On a recent vacation, I did some long-overdue beach reading (critics of beach reading be damned), the major upshot of which was that I read Christina Stead’s wonderful novel The Man Who Loved Children. I am grateful for the haunting power and beauty of her prose and that, by mere serendipity, I became aware of the book’s existence after seeing a reference to its author in an article I read for work-related reasons. Only later did I find out that no lesser authority than Jonathan Franzen, author of the much-hyped Freedom, recently recommended this work for summer reading. This apparently helped the relatively obscure book to gain a higher profile this year, the seventieth anniversary of its original publication in 1940. For that, Franzen is no doubt to be thanked.
Reading his article shortly after finishing The Man, however, I can’t help feeling Franzen’s take is woefully inadequate. Franzen, who recently told an interviewer that “We don’t need novelists telling us about the surfaces of being a human being” (quoted by The Rumpus), focuses almost exclusively on the interior life of the Pollit family in his piece on The Man. He can’t quite understand why Stead isn’t canonized; after all, she does interiority so well, so she is clearly “needed”—whatever that means. But there is more to the family drama presented by Stead than a brilliant rendering of the inner life of a family. There is the impecuniousness of the family’s living situation and the attendant need to pursue credit, which causes the mother, Henny, great headaches. (Her grumblings, in Franzen’s estimation, are just “operatic.”) And then there’s the anthropological expedition the father (Sam) goes on, and the imperialist notions that travel back home with him across the surface of the Pacific. Franzen’s one-sided reading, fixated on what lies below the surface, misses those important surface-level processes (operating in everyday life or through wider social relations) that play out in the lives of Stead’s characters.
In his recent book Exit Capitalism, Simon During dedicates a chapter to discuss the work of Christina Stead.
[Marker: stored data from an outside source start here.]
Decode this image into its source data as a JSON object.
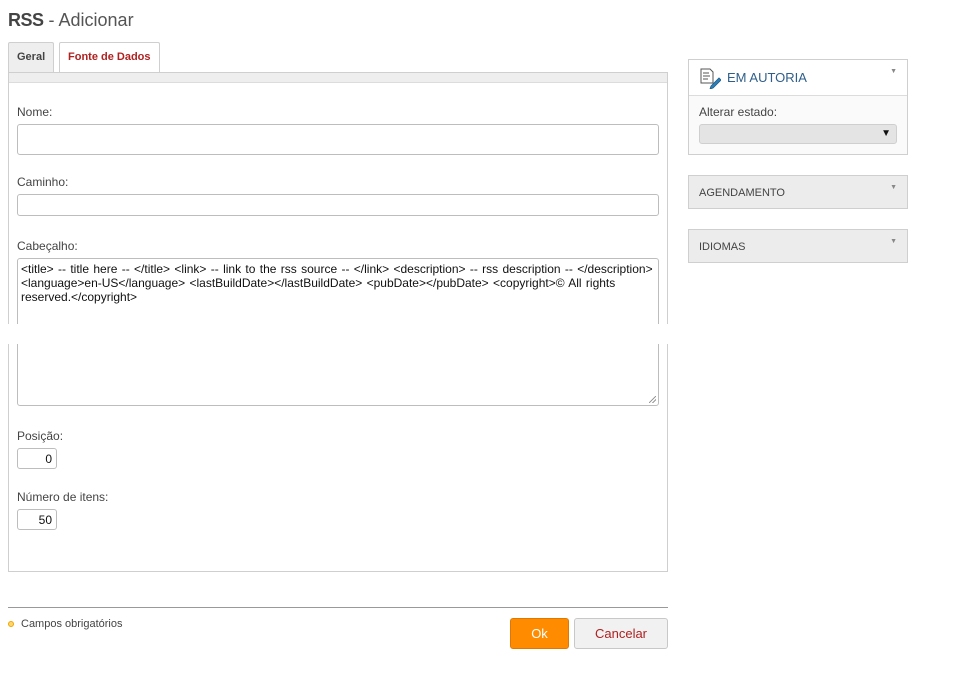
{
  "header": {
    "title_strong": "RSS",
    "title_rest": " - Adicionar"
  },
  "tabs": [
    {
      "label": "Geral",
      "active": true
    },
    {
      "label": "Fonte de Dados",
      "active": false
    }
  ],
  "form": {
    "name_label": "Nome:",
    "name_value": "",
    "path_label": "Caminho:",
    "path_value": "",
    "header_label": "Cabeçalho:",
    "header_value": "<title> -- title here -- </title>  <link> -- link to the rss source -- </link>  <description> -- rss description -- </description>  <language>en-US</language>  <lastBuildDate></lastBuildDate>  <pubDate></pubDate>  <copyright>© All rights reserved.</copyright>",
    "position_label": "Posição:",
    "position_value": "0",
    "items_label": "Número de itens:",
    "items_value": "50"
  },
  "footer": {
    "required_text": "Campos obrigatórios",
    "ok_label": "Ok",
    "cancel_label": "Cancelar"
  },
  "sidebar": {
    "status_title": "EM AUTORIA",
    "status_change_label": "Alterar estado:",
    "status_select_value": "",
    "scheduling_title": "AGENDAMENTO",
    "languages_title": "IDIOMAS"
  },
  "colors": {
    "accent_orange": "#ff8c00",
    "link_red": "#b02121",
    "status_blue": "#2e5f8a"
  },
  "icons": [
    "document-edit-icon",
    "chevron-down-icon",
    "required-marker-icon"
  ]
}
He characterizes The Man as follows:
The novel presents a devastating account, largely from a daughter’s perspective, of a family dominated by a sentimental, idealist, tyrannical father, Sam Pollitt—another soft progressivist, who faintly allegorizes the United States of the New Deal itself. Despite not openly presenting itself as a political novel, it is related to the psychoanalytically orientated, anti-familial, anti-Stalinist (or “Western”) theoretical Marxism being developed on the back of Reich’s The Mass Psychology of Fascism (1933), most notably in the Frankfurt school’s Studien über Autorität und die Familie (1936).
This insight complicates the notion of “interiority” substantially. The very boundary between the internal (the psyche) and the external world is called into question. Read with Freud at the back of one’s mind, a family drama is never merely about interiority (Freud’s term for the “family romance” in German is Familienroman, which can also translate as “family novel”). During insists that Stead is a thoroughly political writer. In fact, her communism (unmentioned by Franzen) is her œurvre’s “primary condition,” if not in a straightforward way. Stead’s (a)positionality, During argues, is “outside the outside.” As a communist, she is outside of capitalism, but she is outside of communism as well because she does not write of working-class heros in orthodox Stalinist fashion. Outside the outside is not the same as inside; to say that Stead is a writer of interiority, as Franzen does, is is to blot out the distinctiveness of her position and to reinscribe the hegemony of what During calls “democratic state capitalism.” Stead’s exclusion from canonicity, which Franzen finds inexplicable, has a rather simple reason: she’s anticapitalist, so she’s not considered relevant in our post-historical present.
“Perhaps most of all, and paradoxically, she’s a communist writer in that her narratives are presented at a radical remove from the society they describe,” During writes. Judging by the resonant passage that constitutes the denouement of The Man Who Loved Children, this strikes me as being on target. Here, Sam’s eldest daughter Louise (Henny’s stepdaughter) leaves her parents’ home, Spa House. After crossing the bridge to the main part of town and gathering the resolve to leave, she finds: “Things certainly looked different: they were no longer part of herself but objects that she could freely consider without prejudice.” Then: “Everyone looked strange. Everyone had an outline, and brilliant, solid colors. Louie was surprised and realized that when you run away, everything is at once very different.” The relation interiority/exteriority is transformed in the crucial moment of Louise’s move outside the family drama. The book ends with the sentence: “Spa House was on the other side of the bridge.” Louise emerges from the suffocating interiority of family life and rises to a new surface on which she can stand with her own two legs. This move is what is “revolutionary” about Stead’s writing.
I don’t know when I’ll next have time to sit on a beach and read a novel. Maybe I’ll grab Freedom to see what Franzen’s rendering of interiority/exteriority is. To be perfectly honest, I probably won’t. More likely, I’ll pick up House of All Nations, Letty Fox, The People With the Dogs, The Little Hotel or A Little Tea, A Little Chat—to name just a few titles from Stead’s impressive literary output.